Lopes Jessica Fernandes, Barbon Junior Sylvio, de Melo Leonimer Flávio
Department of Electrical Engineering, Londrina State University (UEL), Londrina 86057-970, Brazil.
Department of Engineering and Architecture, Università degli Studi di Trieste (UNITS), 34127 Trieste, Italy.
Sensors (Basel). 2025 Apr 28;25(9):2787. doi: 10.3390/s25092787.

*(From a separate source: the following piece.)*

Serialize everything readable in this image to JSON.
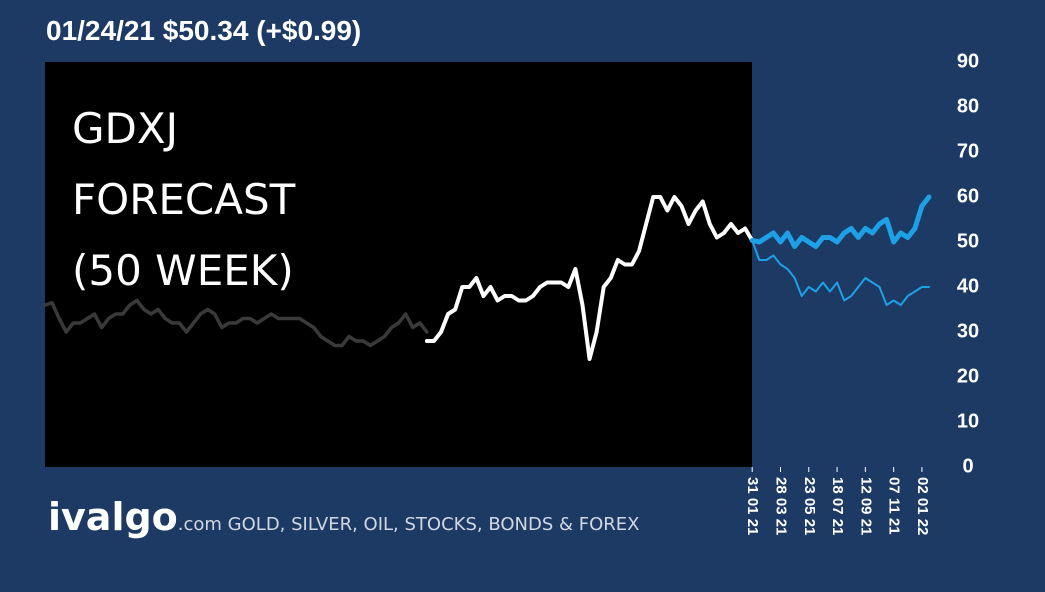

With the increasing demand for time-series analysis, driven by the proliferation of IoT devices and real-time data-driven systems, detecting change points in time series has become critical for accurate short-term prediction. The variability in patterns necessitates frequent analysis to sustain high performance by acquiring the hyperparameter. The Cumulative Sum (CUSUM) method, based on calculating the cumulative values within a time series, is commonly used for change detection due to its early detection of small drifts, simplicity, low computational cost, and robustness to noise. However, its effectiveness heavily depends on the hyperparameter configuration, as a single setup may not be universally suitable across the entire time series. Consequently, fine-tuning is often required to achieve optimal results, yet this selection process is traditionally performed through trial and error or prior expert knowledge, which introduces subjectivity and inefficiency. To address this challenge, several strategies have been proposed to facilitate hyperparameter optimizations, as traditional methods are impractical. Meta-learning-based techniques present viable alternatives for periodic hyperparameter optimization, enabling the selection of configurations that adapt to dynamic scenarios. This work introduces a meta-modeling scheme designed to automate the recommendation of hyperparameters for the CUSUM algorithm. Benchmark datasets from the literature were used to evaluate the proposed framework. The results indicate that this framework preserves high accuracy while significantly reducing time requirements compared to Grid Search and Genetic Algorithm optimization.
随着物联网设备和实时数据驱动系统的激增,对时间序列分析的需求不断增加,检测时间序列中的变化点对于准确的短期预测变得至关重要。模式的可变性需要频繁分析,以便通过获取超参数来维持高性能。基于计算时间序列内累积值的累积和(CUSUM)方法,由于其能早期检测到小的漂移、简单、计算成本低以及对噪声具有鲁棒性,通常用于变化检测。然而,其有效性在很大程度上取决于超参数配置,因为单一设置可能并非在整个时间序列中普遍适用。因此,通常需要进行微调以获得最佳结果,但这种选择过程传统上是通过反复试验或先验专家知识来执行的,这会引入主观性和低效率。为应对这一挑战,由于传统方法不切实际,已提出了几种策略来促进超参数优化。基于元学习的技术为周期性超参数优化提供了可行的替代方案,能够选择适应动态场景的配置。这项工作引入了一种元建模方案,旨在自动为CUSUM算法推荐超参数。使用文献中的基准数据集来评估所提出的框架。结果表明,与网格搜索和遗传算法优化相比,该框架在显著减少时间需求的同时保持了高精度。